The study revealed that, all else being equal, every extra minute spent commuting reduces job satisfaction and leisure time – but there was a key benefit, too. Longer commutes actually made people feel more positive about their lives.
‘People take on longer commutes for reasons relating to improving employment, housing and family situations,’ explains Dr Kiron Chatterjee, Associate Professor in Travel Behaviour at UWE Bristol. ‘And these factors serve to increase life satisfaction.’
Of course, commuting isn’t the only solution to living and working in different locations. Strutt & Parker’s research found that a fifth of employers now offer flexible working: balancing days in the office with time spent at home.
It’s a trend that’s growing, according to Simon Roberts of Strutt & Parker’s Gerrards Cross office.
‘Employers are increasingly supportive of working from home, driven in part by new technology,’ he explains. ‘One question we’re regularly asked by buyers is, “what is the local broadband speed?”’
Around half of all the properties Simon sells are bought by people who work in London, and their requirements are changing.
‘Buyers are now looking for ancillary accommodation suitable for home working because they often don’t have to be in the office every day, which makes commuting a lot easier,’ he says.

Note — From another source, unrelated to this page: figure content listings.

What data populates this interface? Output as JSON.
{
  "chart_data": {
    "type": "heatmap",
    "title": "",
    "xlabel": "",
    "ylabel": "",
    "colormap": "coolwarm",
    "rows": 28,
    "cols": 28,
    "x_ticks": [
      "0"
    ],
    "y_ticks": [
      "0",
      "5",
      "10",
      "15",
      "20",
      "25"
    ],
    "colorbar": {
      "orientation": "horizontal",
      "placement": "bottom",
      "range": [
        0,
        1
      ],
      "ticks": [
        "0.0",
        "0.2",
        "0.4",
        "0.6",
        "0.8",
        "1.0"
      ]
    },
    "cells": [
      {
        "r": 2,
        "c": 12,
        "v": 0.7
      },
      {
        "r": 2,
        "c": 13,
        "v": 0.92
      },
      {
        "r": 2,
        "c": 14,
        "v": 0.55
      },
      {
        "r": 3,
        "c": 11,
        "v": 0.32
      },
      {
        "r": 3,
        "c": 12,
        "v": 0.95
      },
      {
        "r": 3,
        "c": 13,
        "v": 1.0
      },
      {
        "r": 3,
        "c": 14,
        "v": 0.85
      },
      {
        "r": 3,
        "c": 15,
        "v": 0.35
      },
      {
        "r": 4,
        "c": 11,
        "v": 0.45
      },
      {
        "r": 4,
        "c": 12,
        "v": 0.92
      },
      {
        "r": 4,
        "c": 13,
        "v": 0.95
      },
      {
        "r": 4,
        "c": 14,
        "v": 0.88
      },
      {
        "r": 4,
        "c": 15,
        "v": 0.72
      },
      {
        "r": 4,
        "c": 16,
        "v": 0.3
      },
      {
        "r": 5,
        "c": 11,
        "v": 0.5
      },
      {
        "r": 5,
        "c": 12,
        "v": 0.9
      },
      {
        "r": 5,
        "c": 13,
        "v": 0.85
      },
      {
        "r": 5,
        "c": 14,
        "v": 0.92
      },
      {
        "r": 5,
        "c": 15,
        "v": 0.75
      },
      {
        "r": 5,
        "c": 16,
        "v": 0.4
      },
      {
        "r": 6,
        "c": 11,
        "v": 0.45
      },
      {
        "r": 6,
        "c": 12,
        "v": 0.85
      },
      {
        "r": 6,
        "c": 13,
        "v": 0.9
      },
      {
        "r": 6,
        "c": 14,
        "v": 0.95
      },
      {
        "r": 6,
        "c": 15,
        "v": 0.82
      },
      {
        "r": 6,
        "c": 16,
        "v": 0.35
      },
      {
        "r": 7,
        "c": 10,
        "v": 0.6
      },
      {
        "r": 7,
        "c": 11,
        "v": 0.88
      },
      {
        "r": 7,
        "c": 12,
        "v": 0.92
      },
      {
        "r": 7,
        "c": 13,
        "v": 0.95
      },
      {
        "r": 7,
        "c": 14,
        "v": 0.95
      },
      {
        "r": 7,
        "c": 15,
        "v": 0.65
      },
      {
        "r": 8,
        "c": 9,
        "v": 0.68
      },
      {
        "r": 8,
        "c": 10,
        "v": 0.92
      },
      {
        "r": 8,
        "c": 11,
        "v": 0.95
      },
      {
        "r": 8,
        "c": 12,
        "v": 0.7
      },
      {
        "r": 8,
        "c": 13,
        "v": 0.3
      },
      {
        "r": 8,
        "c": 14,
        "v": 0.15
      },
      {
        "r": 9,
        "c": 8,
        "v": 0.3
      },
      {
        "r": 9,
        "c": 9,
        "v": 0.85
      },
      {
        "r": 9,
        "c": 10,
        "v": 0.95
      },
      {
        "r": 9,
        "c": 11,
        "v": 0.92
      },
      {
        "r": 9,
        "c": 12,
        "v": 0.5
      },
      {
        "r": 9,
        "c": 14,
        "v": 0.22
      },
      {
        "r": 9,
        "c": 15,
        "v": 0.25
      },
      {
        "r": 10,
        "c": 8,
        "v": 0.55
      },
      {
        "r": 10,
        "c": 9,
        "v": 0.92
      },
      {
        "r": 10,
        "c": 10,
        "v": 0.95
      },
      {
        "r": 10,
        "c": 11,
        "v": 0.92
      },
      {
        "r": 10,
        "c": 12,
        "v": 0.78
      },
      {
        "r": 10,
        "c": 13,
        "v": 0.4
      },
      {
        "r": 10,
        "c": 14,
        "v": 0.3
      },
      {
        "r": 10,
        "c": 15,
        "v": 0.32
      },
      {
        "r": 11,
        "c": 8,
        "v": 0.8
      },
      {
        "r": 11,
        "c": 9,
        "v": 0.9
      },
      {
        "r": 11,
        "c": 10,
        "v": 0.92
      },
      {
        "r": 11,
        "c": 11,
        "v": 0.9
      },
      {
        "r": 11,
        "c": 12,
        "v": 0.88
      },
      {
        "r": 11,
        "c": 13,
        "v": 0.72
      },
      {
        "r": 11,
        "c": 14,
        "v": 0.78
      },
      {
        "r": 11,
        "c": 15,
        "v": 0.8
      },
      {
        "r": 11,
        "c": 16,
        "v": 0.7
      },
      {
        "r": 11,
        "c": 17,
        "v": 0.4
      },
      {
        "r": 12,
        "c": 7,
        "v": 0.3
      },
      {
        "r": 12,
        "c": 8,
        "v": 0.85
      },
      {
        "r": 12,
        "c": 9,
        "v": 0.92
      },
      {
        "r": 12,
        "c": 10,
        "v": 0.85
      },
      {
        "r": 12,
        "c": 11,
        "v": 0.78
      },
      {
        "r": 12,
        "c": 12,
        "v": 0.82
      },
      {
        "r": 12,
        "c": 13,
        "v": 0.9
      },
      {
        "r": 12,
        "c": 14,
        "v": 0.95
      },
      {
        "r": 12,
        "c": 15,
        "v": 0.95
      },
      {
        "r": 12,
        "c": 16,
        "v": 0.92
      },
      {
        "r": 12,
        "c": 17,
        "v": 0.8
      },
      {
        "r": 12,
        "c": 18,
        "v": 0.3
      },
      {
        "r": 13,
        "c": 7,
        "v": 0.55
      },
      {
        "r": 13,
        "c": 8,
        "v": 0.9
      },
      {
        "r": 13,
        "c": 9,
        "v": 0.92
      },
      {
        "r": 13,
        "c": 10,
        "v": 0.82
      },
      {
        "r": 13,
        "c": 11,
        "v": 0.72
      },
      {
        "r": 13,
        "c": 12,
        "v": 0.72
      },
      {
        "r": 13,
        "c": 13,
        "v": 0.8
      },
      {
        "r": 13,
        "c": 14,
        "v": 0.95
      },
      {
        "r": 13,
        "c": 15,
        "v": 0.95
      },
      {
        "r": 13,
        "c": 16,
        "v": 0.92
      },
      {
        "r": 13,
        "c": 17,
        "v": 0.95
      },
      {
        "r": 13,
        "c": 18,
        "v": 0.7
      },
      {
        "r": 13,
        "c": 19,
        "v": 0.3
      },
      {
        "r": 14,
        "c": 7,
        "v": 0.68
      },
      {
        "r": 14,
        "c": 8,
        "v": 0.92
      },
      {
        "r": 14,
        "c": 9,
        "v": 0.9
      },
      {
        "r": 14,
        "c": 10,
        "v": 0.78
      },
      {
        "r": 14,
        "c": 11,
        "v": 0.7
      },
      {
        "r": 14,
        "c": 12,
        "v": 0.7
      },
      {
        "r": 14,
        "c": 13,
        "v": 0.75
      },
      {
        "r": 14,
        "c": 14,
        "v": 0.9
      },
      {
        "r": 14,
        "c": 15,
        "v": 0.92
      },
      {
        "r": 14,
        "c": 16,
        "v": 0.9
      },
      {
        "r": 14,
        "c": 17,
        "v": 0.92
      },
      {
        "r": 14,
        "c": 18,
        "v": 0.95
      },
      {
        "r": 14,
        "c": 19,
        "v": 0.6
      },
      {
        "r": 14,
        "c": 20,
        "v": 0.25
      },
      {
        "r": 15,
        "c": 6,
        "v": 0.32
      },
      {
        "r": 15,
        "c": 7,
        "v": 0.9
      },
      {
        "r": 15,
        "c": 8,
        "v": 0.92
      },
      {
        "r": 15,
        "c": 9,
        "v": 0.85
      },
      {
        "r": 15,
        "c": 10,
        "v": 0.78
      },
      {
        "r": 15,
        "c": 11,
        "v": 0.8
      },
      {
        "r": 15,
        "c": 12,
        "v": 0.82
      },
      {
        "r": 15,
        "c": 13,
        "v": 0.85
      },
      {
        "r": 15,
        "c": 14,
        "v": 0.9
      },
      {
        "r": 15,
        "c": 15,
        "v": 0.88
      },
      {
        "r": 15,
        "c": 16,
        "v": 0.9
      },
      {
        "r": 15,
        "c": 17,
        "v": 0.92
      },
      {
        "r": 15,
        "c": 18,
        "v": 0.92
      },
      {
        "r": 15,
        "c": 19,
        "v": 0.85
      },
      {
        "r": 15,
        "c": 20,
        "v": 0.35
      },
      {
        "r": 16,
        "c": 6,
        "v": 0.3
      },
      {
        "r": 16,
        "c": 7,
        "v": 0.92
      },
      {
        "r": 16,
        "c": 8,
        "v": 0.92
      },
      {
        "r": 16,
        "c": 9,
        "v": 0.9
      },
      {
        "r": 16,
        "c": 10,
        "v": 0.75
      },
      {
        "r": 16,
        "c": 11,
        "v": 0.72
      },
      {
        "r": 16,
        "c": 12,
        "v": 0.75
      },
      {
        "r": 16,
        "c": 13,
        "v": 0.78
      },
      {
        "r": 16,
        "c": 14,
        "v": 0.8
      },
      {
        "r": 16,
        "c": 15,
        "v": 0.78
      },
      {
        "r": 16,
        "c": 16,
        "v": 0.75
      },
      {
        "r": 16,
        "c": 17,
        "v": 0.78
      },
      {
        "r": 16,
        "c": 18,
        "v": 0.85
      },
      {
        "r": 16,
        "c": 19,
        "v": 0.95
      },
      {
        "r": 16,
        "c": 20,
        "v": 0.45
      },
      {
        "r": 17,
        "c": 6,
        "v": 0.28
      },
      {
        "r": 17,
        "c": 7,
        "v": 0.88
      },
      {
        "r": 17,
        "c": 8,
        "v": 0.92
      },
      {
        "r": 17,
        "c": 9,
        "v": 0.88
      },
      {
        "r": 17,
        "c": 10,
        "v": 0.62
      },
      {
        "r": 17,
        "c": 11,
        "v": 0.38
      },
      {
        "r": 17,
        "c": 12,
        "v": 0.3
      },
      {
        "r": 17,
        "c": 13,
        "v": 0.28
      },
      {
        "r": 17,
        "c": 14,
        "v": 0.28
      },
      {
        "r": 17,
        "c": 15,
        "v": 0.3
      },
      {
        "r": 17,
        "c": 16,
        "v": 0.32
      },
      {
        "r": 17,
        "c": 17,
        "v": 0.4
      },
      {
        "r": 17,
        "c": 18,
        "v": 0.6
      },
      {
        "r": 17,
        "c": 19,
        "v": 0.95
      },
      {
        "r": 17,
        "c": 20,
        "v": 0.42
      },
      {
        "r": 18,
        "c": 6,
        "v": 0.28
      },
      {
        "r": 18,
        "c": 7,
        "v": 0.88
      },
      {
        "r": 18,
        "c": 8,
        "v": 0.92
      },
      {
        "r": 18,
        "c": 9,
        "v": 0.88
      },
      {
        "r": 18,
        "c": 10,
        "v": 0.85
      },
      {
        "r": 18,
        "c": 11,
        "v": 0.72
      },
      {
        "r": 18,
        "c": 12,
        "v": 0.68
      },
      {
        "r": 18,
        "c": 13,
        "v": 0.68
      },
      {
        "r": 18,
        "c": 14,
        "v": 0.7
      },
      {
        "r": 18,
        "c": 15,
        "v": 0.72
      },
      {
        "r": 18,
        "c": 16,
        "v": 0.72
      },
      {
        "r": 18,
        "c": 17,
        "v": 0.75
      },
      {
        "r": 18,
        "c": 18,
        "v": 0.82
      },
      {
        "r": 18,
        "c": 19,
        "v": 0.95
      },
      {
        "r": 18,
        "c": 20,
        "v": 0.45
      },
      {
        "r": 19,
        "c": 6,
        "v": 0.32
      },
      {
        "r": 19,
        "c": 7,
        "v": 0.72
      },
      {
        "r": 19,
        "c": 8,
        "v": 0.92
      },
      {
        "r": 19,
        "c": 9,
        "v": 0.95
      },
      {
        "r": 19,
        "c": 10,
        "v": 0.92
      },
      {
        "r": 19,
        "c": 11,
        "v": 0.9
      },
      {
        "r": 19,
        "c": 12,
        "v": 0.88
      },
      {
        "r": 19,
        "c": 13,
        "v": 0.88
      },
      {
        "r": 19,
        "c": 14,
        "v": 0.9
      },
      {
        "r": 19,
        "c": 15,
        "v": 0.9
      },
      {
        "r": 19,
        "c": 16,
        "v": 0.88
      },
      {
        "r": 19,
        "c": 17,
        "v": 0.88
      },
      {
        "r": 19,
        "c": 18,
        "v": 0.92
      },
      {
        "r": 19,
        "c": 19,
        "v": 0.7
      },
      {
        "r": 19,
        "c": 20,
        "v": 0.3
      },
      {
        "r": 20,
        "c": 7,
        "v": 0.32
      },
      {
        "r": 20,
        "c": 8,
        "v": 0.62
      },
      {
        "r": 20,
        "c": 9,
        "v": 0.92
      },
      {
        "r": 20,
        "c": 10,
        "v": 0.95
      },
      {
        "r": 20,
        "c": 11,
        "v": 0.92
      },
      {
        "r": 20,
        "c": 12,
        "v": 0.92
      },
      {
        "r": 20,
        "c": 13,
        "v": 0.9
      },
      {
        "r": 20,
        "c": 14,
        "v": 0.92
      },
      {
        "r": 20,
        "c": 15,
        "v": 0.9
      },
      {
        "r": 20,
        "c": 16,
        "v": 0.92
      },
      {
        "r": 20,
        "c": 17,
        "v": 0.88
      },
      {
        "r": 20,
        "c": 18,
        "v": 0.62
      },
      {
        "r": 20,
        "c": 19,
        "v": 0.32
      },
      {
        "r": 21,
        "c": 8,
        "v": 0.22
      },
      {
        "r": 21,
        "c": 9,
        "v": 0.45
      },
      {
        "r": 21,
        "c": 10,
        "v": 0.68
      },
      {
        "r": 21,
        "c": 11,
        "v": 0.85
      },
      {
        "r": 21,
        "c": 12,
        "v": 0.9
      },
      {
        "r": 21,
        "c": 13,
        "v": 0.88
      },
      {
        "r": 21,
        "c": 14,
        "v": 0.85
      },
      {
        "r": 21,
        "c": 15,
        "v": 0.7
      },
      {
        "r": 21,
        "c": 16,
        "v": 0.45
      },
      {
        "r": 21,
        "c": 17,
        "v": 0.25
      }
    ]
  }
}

Robin Opie, a consultant on property interiors, agrees. He points out that informal working conditions – from the gig economy to freelance consultants – are making us think about our homes in a new way.
‘People want to check on floor space for a home office or judge if the garden is large enough for a remote office,’ he says. ‘Whether it’s the number of bedrooms or the potential to expand into the loft, what we want is changing every year as the boundaries of work and home life blur.’
This makes the future exciting but also daunting, as our working and domestic lives undergo a fundamental change.
‘And that future is already here,’ explains Strutt & Parker’s Vanessa Hale. ‘If you leave London on Thursday, you’ll find that the trains and roads are busier than on Friday evenings as people head out of town early and work a day at home.
‘It’s just one sign of a more radical shift as employers and employees navigate the new relationship between housing and work. A few companies are even helping to pay for staff accommodation so employees can live closer to their jobs – a little like how they now subsidise season tickets for commuters.’
Only one thing is certain: that the idea of leaving work behind when you walk out of the office is firmly rooted in the past. Instead, we may all soon be walking out of the office – and straight into our living rooms.